The communities that were removed due to this decision were:
We took this action to protect lemmy.world, lemmy.world's users, and lemmy.world staff as the material posted in those communities could be problematic for us, because of potential legal issues around copyrighted material and services that provide access to or assistance in obtaining it.
This decision is about liability and does not mean we are otherwise hostile to any of these communities or their users. As the Lemmyverse grows and instances get big, precautions may happen. We will keep monitoring the situation closely, and if in the future we deem it safe, we would gladly reallow these communities.
The discussions that have happened in various threads on Lemmy make it very clear that removing the communites before we announced our intent to remove them is not the level of transparency the community expects, and that as stewards of this community we need to be extremely transparent before we do this again in the future as well as make sure that we get feedback around what the planned changes are, because lemmy.world is yours as much as it is ours.

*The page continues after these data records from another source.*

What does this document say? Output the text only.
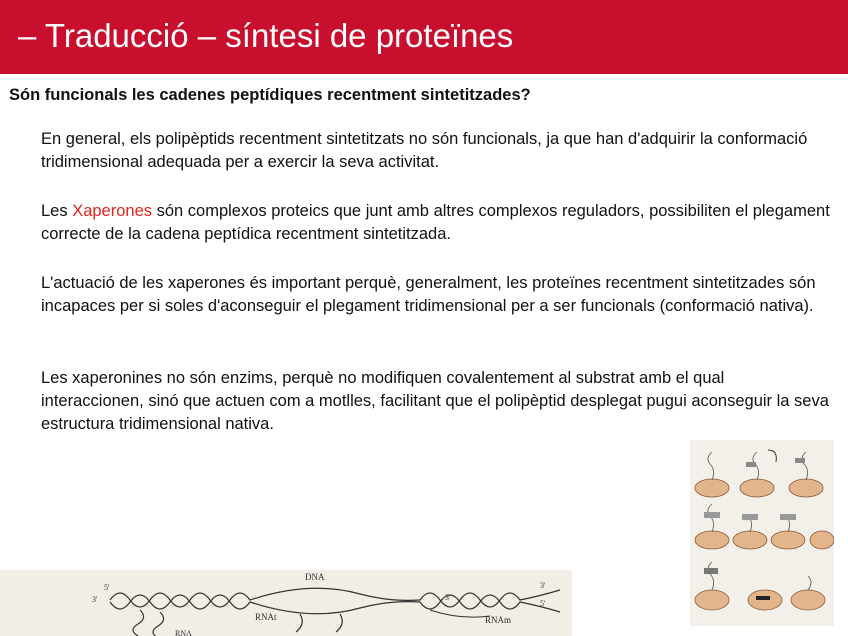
– Traducció – síntesi de proteïnes
Són funcionals les cadenes peptídiques recentment sintetitzades?
En general, els polipèptids recentment sintetitzats no són funcionals, ja que han d'adquirir la conformació tridimensional adequada per a exercir la seva activitat.
Les Xaperones són complexos proteics que junt amb altres complexos reguladors, possibiliten el plegament correcte de la cadena peptídica recentment sintetitzada.
L'actuació de les xaperones és important perquè, generalment, les proteïnes recentment sintetitzades són incapaces per si soles d'aconseguir el plegament tridimensional per a ser funcionals (conformació nativa).
Les xaperonines no són enzims, perquè no modifiquen covalentement al substrat amb el qual interaccionen, sinó que actuen com a motlles, facilitant que el polipèptid desplegat pugui aconseguir la seva estructura tridimensional nativa.
DNA
RNAt	RNAm
5'
3'
3'
5'
3'
RNA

These communities are not even hosted on lemmy.world, this is an absurdly overreacted response. There were no signs of any legal trouble and I can't understand how lemmy.world specifically would be the target of such legal action. If you want to host an instance, you should do everything in your power to allow discussions on any topic, while in necessary cases disallowing direct posting/linking of illegal content. Instead, you chose to block a community that has long been known to avoid having any trouble with the moderators.
The great thing is, now you're 100% empowered to move forward and host the responsibility yourself. Demanding volunteers shoulder potential liability (when you yourself admit you can't understand how there's any in the first place) is juvenile.
The moment a volunteer is hit with a DMCA notice or any threat of legal action, you think they have any interest in going through the court system? You can do it first.
I think you don't understand what a DMCA notice actually is. The whole point of it is to give you a chance to remove offending content. The "threat" of legal action won't actually result in anything, provided you comply, and that is exactly why I do not understand the preemptive actions, when there is basically no such thing as immediate legal threat in case of DMCA notices. The copyright holders often do not want to go through the court system either and will gladly accept pre-legal-action compliance.
The power of the panopticon lies not in being able to see and punish all deviant activity, but to encourage self-correction in all potential deviants who must always assume they are being watched.